Posted 16 January 2015 by
John Hackston - Head of R&D at OPP

In the news this week, it seems that Humberside Police have come up with a novel way of recruiting their new Deputy Chief Constable. Prospective applicants were asked to include a ‘selfie’ with every request for an application pack. According to Chief Constable Justine Curran, this was because it was “vital that candidates embraced new technology” (hence presumably the idea that candidates should demonstrate their cutting edge technological expertise by taking and emailing a photograph). In Curran’s words, “it is vital that potential candidates understand the importance of embracing new technology within Humberside Police at the point of applying for the role”.

Now at this point you might be thinking, what’s all the fuss? Taking a selfie might be a somewhat quaint way of demonstrating that you’re down with the kids, but no harm done, surely? Well, I’d beg to differ. Humberside Police are shaping up to be the first nominee for the 2015 ‘how not to do recruitment’ awards. 

Let’s just think for a moment about what might happen to that photograph. When the email application arrives, the selfie is either going to be discarded, or else attached to the application as it progresses through the recruitment process. Neither choice is a particularly happy one.

If the photo is discarded, then the whole thing was a gimmick – arguably not the best approach for the recruitment of a senior police officer.
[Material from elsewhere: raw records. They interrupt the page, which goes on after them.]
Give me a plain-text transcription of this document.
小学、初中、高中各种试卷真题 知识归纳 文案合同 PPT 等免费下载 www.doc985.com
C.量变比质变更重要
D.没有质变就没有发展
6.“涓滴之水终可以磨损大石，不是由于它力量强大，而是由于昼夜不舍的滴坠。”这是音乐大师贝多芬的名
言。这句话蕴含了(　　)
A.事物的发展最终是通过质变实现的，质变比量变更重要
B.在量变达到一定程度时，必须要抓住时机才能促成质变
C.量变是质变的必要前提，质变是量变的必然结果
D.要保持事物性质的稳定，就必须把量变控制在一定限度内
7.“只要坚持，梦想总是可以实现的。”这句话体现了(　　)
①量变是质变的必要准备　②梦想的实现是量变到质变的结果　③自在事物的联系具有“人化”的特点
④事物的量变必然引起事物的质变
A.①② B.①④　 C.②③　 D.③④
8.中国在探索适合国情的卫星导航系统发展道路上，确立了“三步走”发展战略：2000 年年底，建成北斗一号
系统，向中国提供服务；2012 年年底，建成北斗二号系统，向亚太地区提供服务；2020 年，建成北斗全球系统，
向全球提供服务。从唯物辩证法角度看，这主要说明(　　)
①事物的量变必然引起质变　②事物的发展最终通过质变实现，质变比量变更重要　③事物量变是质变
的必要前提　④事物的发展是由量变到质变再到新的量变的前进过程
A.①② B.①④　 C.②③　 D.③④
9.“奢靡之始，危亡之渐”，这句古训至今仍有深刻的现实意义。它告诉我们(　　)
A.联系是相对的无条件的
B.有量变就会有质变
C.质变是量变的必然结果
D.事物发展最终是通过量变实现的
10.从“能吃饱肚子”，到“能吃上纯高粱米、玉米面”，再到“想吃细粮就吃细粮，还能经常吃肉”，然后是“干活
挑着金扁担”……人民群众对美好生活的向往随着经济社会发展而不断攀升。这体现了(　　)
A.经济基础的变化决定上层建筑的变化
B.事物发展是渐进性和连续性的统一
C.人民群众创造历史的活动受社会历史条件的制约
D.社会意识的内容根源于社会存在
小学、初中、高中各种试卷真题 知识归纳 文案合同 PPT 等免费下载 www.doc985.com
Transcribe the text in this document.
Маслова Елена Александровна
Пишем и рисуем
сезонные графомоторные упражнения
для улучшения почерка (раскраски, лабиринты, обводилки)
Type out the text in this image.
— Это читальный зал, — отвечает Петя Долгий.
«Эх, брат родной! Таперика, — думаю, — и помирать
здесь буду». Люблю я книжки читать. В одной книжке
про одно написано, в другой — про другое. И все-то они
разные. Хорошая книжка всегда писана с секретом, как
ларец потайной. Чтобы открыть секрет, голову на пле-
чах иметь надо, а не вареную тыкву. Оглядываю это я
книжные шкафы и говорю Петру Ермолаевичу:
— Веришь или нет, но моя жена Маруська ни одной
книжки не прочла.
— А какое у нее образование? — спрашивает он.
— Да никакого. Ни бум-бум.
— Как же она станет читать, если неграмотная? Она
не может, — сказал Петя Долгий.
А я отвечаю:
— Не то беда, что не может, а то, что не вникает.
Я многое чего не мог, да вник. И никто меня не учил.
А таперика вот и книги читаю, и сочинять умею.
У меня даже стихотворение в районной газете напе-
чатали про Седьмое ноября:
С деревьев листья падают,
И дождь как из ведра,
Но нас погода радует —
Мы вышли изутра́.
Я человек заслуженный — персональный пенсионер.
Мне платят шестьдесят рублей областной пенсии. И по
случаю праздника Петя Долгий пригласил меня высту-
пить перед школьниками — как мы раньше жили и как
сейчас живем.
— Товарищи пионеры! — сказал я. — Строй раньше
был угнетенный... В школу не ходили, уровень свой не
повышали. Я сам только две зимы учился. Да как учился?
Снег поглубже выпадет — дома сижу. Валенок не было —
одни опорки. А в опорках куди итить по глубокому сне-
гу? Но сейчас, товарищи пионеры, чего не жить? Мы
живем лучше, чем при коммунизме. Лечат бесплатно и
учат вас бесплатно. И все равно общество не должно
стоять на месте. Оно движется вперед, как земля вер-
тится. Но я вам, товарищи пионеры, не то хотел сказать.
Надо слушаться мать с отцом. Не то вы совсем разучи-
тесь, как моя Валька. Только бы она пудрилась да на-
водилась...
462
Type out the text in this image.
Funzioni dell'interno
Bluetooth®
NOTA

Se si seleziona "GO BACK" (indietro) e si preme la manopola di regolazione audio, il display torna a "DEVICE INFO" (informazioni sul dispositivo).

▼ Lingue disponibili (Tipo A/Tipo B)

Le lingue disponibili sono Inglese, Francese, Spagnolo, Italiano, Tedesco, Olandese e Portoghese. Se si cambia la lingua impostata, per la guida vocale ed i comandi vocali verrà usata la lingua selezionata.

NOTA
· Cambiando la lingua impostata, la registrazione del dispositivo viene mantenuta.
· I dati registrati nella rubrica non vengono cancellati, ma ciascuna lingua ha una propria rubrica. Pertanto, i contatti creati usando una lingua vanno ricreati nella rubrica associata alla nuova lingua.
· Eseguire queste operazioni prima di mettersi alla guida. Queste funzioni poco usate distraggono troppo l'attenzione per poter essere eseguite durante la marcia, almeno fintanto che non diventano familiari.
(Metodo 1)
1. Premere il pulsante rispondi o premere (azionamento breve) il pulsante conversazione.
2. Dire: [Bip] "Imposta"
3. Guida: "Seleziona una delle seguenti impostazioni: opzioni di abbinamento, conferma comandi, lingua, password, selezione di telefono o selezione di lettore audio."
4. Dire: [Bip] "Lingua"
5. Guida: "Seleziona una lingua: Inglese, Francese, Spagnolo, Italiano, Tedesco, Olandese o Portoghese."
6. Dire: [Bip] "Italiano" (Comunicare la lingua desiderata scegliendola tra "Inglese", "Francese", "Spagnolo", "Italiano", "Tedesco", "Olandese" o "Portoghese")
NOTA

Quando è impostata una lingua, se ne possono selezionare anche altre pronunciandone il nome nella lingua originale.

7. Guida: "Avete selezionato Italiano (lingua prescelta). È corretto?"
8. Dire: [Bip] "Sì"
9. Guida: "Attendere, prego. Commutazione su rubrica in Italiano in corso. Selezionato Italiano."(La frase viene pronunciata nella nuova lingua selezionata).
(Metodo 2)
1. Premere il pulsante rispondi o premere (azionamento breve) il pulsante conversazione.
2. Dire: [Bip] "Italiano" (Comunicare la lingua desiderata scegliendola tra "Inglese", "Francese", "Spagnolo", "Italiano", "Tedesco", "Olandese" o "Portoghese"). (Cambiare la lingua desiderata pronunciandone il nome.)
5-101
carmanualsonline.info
The process might conceivably put off some of the most technologically challenged from applying, but seems equally likely to alienate the technologically savvy (and even as a test for ‘technological savviness’, there’s nothing to stop the technologically challenged would-be applicant from asking someone to help with the task; all of which means that this ‘test’ isn’t testing anything at all about the individual applying).

On the other hand, if the photo remains attached to the application, this raises even greater problems. The selfie will give clues as to the gender, age and ethnicity of the applicant, and while I’m sure that Humberside Police have no intention of unfair discrimination, it is very hard for any of us not to be influenced by our biases (for example, a 2012 study found that application forms from female applicants for a lab manager job were consistently rated lower than applications from male applicants – even though, apart from gender, the CVs were identical in every respect). At the very least, using selfies in this way feels like a hostage to fortune against any future claims of unfair discrimination in the recruitment process.

Of course, it is well-established which methods work well in selection – objective assessments such as structured interviews, ability tests and personality questionnaires, for example. Reviewing applicants’ photographs is not on the list, and today very few organisations would dream of asking you to “enclose a photograph with your application form”. Unfortunately, there is something about the shiny glitter of new technology that can seduce organisations into forgetting best practice. If something is unethical, illegal or simply silly when you do it via traditional channels it is probably still unethical, illegal or simply silly if you do it via the internet.

In their enthusiasm to look modern, Humberside Police have ended up looking rather old-fashioned.